Они приставали ко мне с разными кушаньями, но я заперся в моей маленькой комнатке… и тут только, вынимая бумажник, вспомнил о письме Лены, которое бросилось мне в глаза.
CVI
Оно было недлинно. Очевидно, она торопилась, набрасывая его.
«Родной, дорогой мой брат (писала она). Сам Господь решил за меня мою судьбу. Завтра я буду посвящена Ему, Ему, моему Желанному, Любимому, Благому, Доброму, Великому…
Приехал архимандрит Савватий. Игуменья позвала меня и предложила мне постричься. Я сказала, что я не кончила мое послушание. Остается еще целый год. Но она ответила, что мою севастопольскую жизнь мне можно и даже должно зачесть в послушание. Я согласилась.
Я долго думала над твоим предложением, и мне страшно подумать и еще страшнее высказать тебе мой тяжелый, безутешный взгляд.
Мир должен погибнуть, ибо весь мир лежит во зле, как говорит св. Апостол. Благословенны борющиеся с этим злом и отнимающее от него достояние Господне.
Я благословляю тебя, брат мой, из моей уединенной кельи на эту борьбу. Я буду молиться, постоянно молиться о помощи тебе. Не падай перед неудачами. Они должны быть. Они неизбежны, потому что это лежит в природе вещей.
Мы – русские – скоро увлекаемся. В минуты увлечений мы творим великие подвиги. Но там, где нужно самый подвиг борьбы сделать постоянным, обыденным спутником жизни, там мы или падаем, или живем бессознательной привычкой.
Дай Бог, чтоб мои предсказания не сбылись. Но мне кажется, что чем долее мы будем жить, тем более апатия, безучастие и разлагающая косность будут развиваться в русском обществе.
Нас победит зло. Нас победит мертвенная, богоненавистная неподвижность и эгоизм… Еще раз повторяю: дай Бог, чтобы мое пророчество не оправдалось.
Будь деятелен, борись, дорогой мой! Бог Милосердный пошлет тебе спутницу, друга, который поддержит тебя.
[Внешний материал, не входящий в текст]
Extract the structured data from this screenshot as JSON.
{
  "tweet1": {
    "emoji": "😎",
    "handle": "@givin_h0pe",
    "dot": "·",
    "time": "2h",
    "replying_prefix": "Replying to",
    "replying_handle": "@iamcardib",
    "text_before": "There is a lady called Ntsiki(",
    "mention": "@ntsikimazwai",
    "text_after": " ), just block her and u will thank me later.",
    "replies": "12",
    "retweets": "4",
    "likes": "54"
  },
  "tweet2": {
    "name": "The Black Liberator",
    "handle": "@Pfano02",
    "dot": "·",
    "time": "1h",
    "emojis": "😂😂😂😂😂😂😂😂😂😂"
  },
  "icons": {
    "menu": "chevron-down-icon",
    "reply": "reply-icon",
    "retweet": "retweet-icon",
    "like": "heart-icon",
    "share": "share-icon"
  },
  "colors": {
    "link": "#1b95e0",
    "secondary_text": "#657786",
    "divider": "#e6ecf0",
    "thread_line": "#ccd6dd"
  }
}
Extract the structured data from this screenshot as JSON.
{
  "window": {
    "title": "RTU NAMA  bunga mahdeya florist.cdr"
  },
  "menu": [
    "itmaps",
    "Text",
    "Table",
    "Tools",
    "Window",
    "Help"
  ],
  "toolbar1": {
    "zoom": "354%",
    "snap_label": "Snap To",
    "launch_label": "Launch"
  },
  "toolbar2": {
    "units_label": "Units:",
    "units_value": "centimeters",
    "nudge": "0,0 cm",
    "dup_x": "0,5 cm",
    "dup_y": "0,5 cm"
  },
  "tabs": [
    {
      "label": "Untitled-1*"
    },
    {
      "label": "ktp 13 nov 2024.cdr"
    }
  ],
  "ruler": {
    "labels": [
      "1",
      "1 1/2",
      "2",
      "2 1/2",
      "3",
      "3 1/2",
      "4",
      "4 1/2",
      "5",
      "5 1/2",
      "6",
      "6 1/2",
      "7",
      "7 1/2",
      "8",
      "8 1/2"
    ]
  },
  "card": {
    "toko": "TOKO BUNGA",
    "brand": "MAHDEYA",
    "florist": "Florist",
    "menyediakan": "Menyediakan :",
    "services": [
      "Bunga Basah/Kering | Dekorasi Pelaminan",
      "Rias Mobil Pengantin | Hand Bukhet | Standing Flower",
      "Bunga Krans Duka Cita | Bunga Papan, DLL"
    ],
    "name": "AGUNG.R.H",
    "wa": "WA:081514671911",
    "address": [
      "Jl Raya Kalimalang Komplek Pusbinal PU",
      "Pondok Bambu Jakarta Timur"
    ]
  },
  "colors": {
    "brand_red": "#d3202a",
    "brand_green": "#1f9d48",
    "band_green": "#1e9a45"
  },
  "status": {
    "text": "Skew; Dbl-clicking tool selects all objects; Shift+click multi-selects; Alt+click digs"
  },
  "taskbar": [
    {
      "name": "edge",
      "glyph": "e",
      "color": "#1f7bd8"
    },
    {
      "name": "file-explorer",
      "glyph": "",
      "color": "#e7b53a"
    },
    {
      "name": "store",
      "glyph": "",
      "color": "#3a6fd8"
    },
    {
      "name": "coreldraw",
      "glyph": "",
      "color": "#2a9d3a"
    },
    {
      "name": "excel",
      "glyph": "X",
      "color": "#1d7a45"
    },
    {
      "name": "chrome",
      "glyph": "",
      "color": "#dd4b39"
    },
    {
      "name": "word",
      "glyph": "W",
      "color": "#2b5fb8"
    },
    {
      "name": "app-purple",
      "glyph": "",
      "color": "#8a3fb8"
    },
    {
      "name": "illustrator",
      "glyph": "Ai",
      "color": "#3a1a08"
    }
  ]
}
Прости, еще раз благословляю тебя.
Твоя Е.»Я несколько раз перечел это письмо. Слезы душили меня. Мне она представилась жертвой ее одностороннего, безрассудного взгляда. Мне было глубоко жаль этой крепкой натуры. Мне было жаль моей «милой, дорогой девушки»… И вместе с тем чувство досады, тяжелого, гнетущего раздражения, которое сродни злобе и ненависти, разжигало мое сердце.
И под давлением этого чувства я дал себе слово бороться из всех сил и победить – назло всем ее увлечениям и предсказаниям.
Часть четвертая
I
С тех пор прошло более тридцати лет, и я сдержал данное себе слово: я боролся.
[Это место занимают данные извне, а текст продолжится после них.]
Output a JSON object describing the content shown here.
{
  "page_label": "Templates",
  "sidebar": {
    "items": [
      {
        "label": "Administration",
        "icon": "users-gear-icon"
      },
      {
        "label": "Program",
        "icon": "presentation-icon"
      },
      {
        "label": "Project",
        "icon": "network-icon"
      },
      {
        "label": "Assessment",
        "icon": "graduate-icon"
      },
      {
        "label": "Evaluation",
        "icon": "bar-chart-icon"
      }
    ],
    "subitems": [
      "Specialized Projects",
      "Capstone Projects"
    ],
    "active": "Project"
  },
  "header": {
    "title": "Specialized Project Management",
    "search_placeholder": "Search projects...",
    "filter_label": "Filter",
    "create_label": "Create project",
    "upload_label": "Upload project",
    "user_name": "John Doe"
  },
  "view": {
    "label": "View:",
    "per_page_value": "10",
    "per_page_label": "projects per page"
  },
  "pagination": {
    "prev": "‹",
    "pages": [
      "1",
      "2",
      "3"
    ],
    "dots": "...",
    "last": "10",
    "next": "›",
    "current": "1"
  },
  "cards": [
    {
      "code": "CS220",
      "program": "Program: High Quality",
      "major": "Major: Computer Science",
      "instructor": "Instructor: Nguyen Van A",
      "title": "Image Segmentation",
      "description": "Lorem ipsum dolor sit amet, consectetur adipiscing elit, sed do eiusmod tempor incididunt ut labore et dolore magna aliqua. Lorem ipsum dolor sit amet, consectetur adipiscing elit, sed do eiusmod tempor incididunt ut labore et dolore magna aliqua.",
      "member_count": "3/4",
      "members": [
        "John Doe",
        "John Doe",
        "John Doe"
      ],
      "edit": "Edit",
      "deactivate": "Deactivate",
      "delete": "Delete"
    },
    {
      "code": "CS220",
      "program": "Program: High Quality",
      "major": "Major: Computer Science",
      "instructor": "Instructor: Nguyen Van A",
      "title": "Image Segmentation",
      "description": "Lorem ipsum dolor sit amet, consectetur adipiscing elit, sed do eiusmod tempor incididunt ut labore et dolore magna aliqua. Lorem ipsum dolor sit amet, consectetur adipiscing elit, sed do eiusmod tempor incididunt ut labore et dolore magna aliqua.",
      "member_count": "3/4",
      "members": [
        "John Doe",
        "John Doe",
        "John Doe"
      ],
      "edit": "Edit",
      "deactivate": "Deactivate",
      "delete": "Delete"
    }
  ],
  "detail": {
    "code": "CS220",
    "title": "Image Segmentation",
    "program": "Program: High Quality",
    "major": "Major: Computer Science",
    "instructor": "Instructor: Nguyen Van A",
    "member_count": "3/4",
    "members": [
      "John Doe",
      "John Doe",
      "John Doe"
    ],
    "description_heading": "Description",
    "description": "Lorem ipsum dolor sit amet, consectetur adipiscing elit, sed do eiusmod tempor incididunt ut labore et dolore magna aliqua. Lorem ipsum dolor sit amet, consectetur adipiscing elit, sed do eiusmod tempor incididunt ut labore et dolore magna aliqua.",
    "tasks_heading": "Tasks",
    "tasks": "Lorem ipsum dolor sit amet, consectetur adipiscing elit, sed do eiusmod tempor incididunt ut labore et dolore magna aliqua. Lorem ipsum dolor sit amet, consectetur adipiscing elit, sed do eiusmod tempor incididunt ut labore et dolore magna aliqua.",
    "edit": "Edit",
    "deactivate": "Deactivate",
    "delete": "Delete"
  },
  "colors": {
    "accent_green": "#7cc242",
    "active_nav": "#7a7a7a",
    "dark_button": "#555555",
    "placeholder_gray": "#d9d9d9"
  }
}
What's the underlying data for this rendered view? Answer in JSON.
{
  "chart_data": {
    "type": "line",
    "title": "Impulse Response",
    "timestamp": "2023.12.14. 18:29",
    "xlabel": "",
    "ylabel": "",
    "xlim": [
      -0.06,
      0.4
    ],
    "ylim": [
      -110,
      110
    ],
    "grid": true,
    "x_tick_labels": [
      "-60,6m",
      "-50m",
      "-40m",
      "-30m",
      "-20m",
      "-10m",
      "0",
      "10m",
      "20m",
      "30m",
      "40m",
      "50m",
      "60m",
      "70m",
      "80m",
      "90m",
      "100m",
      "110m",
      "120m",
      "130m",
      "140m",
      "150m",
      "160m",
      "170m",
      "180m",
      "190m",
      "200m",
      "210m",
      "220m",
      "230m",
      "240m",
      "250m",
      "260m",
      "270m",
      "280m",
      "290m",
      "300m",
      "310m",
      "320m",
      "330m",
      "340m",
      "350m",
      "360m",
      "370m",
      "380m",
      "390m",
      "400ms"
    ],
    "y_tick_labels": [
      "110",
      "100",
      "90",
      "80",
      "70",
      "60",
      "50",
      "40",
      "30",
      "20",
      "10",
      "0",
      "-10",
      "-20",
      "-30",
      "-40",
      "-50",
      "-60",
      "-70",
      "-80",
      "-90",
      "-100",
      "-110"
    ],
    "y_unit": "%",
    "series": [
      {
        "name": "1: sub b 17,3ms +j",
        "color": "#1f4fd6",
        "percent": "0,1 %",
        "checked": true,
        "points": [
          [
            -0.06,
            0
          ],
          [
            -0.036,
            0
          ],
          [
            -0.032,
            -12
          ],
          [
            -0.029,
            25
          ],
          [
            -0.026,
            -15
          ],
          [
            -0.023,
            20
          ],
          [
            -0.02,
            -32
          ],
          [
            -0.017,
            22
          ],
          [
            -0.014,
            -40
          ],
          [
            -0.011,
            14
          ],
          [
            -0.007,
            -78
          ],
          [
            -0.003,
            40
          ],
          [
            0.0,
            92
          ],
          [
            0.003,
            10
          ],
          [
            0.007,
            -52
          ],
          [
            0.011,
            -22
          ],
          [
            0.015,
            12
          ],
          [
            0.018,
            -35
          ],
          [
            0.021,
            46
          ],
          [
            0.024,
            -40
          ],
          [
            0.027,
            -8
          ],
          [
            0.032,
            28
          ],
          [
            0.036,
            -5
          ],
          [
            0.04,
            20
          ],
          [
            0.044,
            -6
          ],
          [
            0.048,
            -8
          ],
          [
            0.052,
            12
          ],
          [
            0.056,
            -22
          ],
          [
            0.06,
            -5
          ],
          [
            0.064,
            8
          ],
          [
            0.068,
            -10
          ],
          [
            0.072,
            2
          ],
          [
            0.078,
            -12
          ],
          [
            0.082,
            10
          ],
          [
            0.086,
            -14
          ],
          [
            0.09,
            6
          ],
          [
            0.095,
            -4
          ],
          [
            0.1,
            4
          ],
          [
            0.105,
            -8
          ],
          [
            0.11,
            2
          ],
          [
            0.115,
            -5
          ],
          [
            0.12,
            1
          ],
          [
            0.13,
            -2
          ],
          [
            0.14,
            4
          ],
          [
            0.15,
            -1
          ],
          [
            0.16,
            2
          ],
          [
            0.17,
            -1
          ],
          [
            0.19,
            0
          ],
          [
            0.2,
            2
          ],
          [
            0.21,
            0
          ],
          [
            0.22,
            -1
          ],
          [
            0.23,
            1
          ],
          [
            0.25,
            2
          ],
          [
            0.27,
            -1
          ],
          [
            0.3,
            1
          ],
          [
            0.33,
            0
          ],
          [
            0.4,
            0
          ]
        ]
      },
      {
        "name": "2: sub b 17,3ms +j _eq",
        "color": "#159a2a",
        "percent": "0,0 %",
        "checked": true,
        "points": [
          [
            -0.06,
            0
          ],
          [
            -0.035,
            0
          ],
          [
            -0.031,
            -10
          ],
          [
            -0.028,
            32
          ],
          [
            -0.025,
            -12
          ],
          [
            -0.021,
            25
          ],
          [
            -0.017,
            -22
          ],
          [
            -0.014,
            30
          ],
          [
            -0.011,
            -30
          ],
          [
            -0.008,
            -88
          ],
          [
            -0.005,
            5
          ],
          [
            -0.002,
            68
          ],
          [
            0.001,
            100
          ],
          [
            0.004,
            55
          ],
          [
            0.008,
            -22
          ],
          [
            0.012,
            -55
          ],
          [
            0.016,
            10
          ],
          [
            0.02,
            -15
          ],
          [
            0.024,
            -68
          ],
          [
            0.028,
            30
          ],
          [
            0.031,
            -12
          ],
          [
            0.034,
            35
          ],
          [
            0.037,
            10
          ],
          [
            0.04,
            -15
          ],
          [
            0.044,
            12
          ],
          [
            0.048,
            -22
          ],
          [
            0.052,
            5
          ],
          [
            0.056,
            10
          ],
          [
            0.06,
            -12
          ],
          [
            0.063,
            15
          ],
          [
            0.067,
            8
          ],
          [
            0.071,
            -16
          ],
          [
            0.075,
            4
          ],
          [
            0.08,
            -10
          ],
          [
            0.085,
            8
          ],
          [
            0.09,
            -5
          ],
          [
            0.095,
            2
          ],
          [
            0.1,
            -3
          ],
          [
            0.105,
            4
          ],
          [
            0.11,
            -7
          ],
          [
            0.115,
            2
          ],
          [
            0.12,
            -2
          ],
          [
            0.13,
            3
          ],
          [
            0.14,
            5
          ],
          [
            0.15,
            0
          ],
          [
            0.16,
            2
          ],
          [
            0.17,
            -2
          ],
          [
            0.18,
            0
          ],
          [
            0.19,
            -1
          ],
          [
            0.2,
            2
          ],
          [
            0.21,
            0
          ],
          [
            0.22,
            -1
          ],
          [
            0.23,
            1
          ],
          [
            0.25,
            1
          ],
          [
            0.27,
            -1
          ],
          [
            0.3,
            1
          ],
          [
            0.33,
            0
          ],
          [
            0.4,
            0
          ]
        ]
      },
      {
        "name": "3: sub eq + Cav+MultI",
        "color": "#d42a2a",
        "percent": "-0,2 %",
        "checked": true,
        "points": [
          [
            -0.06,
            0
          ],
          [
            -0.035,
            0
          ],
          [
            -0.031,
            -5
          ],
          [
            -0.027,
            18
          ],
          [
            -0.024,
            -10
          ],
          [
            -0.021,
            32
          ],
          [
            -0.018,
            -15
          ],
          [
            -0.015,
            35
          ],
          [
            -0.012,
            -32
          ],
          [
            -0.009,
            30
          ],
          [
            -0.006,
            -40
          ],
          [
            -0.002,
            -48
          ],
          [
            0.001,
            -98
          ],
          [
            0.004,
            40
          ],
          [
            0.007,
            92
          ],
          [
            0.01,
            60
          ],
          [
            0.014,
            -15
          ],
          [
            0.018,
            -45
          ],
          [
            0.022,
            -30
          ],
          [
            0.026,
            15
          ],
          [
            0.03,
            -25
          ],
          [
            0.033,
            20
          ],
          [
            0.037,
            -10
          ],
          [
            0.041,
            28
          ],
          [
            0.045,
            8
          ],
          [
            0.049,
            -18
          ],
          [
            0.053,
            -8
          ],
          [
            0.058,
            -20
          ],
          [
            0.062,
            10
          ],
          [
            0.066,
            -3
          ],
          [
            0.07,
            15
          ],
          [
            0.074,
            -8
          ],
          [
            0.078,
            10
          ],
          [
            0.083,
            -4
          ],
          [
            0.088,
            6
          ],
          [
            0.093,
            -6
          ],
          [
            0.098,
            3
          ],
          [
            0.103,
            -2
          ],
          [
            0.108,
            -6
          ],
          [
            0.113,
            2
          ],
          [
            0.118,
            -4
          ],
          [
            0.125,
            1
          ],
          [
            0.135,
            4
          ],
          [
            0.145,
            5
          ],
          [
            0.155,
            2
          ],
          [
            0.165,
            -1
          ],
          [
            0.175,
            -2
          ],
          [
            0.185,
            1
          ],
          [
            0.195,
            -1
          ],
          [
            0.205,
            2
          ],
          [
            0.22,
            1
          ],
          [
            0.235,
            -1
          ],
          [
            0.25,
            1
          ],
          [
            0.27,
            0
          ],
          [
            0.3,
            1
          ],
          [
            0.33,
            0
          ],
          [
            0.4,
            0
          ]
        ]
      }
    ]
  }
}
Проверяя теперь все итоги и результаты этой борьбы, я не могу найти ничего или почти ничего утешительного. Становится жутко, становится страшно холодно на сердце, и я невольно спрашиваю себя: неужели она была права, моя дорогая, милая Лена? Неужели наша косность, наше квиетическое[67], то есть пассивное, малодушие победит все и все затопит, как мутная стоячая вода затопляет медленно разлагающийся труп?!